My friend bought Nikon S8000 for 15k...its also good


----------



## asplashor49 (Jan 31, 2011)

Ok.....Canon Powershot SX130 IS uses 2 alkaline batteries.....so i cancel it out...any other suggestions.....????

I think I should choose between the Canon IXUS 120 IS and the Sony Cybershot W350 as the are priced competitively at INR 11000 and 10000 respectively.....Both are valur for money prepositions....Please help me choose between the two.....Thanks in advance!!


----------



## toofan (Jan 31, 2011)

Buy a sony H55 for your budget. If i remember It has manual mode which will help you to learn and understand the photography better.

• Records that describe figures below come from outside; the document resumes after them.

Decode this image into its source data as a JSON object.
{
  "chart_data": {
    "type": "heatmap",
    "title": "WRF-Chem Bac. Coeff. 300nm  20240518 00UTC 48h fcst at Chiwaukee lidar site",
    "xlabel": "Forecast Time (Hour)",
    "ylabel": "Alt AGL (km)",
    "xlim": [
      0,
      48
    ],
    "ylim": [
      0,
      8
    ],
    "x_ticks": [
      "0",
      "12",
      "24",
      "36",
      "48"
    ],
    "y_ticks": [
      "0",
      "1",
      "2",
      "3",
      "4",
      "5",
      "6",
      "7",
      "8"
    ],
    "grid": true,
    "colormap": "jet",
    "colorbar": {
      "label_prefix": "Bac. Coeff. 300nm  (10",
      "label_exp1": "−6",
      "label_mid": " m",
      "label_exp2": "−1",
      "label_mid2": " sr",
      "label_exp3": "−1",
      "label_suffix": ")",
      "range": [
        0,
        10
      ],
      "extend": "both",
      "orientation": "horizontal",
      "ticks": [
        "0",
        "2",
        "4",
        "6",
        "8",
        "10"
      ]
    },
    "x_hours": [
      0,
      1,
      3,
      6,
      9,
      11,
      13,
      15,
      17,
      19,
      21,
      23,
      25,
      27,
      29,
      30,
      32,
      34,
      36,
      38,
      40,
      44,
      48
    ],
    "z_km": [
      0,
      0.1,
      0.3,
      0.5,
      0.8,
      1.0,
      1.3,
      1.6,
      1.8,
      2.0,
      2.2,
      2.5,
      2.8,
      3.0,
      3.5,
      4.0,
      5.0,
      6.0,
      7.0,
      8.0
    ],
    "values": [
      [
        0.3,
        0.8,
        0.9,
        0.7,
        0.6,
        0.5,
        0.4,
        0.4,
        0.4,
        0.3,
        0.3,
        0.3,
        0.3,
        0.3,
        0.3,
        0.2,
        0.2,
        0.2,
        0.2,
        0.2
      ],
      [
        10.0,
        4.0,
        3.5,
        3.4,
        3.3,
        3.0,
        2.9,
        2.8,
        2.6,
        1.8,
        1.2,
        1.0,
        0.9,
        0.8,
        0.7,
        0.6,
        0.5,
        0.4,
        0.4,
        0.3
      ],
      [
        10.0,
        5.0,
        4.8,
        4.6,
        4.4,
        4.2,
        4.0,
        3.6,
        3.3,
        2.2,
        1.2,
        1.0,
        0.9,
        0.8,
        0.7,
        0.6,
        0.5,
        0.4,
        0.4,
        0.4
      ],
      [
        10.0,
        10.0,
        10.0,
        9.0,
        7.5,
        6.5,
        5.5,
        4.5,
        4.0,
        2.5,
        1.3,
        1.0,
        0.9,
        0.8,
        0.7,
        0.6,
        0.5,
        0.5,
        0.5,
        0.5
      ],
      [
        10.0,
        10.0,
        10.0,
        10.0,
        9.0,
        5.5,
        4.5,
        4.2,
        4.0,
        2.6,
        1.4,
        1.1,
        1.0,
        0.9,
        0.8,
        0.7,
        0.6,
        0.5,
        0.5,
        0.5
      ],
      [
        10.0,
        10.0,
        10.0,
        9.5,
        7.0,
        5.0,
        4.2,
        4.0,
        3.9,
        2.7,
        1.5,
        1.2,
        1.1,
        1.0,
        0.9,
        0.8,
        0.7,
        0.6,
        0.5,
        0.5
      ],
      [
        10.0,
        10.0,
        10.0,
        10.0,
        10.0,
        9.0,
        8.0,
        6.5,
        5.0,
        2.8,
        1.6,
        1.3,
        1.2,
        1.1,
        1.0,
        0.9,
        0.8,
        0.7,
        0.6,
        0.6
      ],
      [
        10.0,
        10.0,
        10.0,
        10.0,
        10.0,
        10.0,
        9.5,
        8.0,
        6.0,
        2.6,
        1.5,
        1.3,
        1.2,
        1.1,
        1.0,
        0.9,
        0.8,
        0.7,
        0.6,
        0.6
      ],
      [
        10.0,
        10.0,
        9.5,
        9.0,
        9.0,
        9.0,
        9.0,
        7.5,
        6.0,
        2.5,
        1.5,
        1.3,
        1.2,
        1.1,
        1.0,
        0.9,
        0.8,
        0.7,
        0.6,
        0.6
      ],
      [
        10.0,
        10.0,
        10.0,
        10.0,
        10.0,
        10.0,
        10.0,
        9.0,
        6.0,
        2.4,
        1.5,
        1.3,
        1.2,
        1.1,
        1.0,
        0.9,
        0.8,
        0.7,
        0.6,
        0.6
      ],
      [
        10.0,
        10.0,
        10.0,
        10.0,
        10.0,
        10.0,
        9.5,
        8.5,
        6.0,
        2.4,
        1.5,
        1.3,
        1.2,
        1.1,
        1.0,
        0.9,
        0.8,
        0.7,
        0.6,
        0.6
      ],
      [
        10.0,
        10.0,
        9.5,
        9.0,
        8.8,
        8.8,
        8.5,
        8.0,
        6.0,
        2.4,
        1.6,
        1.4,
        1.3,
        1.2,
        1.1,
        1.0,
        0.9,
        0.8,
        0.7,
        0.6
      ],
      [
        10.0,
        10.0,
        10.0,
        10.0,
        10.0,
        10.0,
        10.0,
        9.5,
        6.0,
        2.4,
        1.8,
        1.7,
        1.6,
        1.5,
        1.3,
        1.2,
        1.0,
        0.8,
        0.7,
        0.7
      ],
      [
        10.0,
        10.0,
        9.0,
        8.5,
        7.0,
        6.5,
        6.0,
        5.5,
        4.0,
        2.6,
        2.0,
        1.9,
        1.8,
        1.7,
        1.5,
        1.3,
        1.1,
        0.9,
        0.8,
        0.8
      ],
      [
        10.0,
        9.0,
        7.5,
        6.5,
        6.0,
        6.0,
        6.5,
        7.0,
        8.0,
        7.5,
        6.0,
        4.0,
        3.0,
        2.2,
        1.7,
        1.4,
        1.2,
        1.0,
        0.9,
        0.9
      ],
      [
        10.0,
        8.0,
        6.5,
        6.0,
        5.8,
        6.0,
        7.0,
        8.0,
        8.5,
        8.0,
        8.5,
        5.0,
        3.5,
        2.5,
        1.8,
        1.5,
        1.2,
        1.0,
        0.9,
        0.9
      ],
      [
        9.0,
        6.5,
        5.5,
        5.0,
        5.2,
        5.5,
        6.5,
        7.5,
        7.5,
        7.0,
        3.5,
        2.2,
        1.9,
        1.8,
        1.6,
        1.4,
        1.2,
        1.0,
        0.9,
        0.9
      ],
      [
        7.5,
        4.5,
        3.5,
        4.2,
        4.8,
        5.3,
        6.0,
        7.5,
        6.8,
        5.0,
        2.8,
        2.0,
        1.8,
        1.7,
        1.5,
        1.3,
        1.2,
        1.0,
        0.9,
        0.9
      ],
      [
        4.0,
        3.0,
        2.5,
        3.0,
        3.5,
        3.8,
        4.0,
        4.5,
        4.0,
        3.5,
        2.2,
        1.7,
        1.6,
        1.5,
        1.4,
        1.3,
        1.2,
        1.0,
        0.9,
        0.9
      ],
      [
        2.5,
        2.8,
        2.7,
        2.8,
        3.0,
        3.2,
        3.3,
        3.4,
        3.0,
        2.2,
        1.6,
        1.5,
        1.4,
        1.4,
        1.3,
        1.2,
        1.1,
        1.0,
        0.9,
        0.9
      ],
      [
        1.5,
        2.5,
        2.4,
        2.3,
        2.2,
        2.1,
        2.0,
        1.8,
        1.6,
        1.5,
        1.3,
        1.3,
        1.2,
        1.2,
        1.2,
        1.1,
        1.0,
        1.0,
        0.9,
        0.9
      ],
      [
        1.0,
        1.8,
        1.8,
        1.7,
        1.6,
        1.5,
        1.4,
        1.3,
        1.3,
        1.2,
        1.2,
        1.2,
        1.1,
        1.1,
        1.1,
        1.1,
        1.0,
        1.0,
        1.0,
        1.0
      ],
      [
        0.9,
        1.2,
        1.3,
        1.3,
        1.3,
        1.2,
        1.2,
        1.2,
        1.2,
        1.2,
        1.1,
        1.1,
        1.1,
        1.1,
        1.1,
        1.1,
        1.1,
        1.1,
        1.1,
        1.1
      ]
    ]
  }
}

canon sx130 Is has also manual mode but some added expenditure on batteries and charger.


----------



## coolest111 (Feb 2, 2011)

remember dsc-wx1 don't have sd card support so high capacity card r costly....

remember dsc-wx1 don't have sd card support so high capacity card r costly....


----------



## asplashor49 (Feb 5, 2011)

I think leaving all the other cheaper alternatives out, I should go for the Sony Cybershot DSC-H55...but please tell me, Is there any other competitor to H55 from Canon?? 
                                         OR 
Should I finalize H55???
Thanks for the advice so far!!


----------



## toofan (Feb 6, 2011)

one more option for you to confuse you. Search on net for the reviews and select between
Sony Cybershot DSC-H55 (10x zoom, manual mode) MRP: 14990.
Fujifilm FinePix S2500 HD (18x Zoom, manual mode) MRP: 14999.

Thing generally sell much cheaper the MRP. And don't every buy from there showroom. There you will find them most expensive.

do a research on net and buy which is better and shoots you.

If looking for image quality and a good all rounder go for Panasonic FZ38 without bill. you could shoot RAW (this is good only if you know image editing)


----------



## aroraanant (Apr 27, 2011)

H55 is a good camera and if u want a better one then u can also go for sony hx7v which is 3k costlier than h55 but it is gr8 cam


----------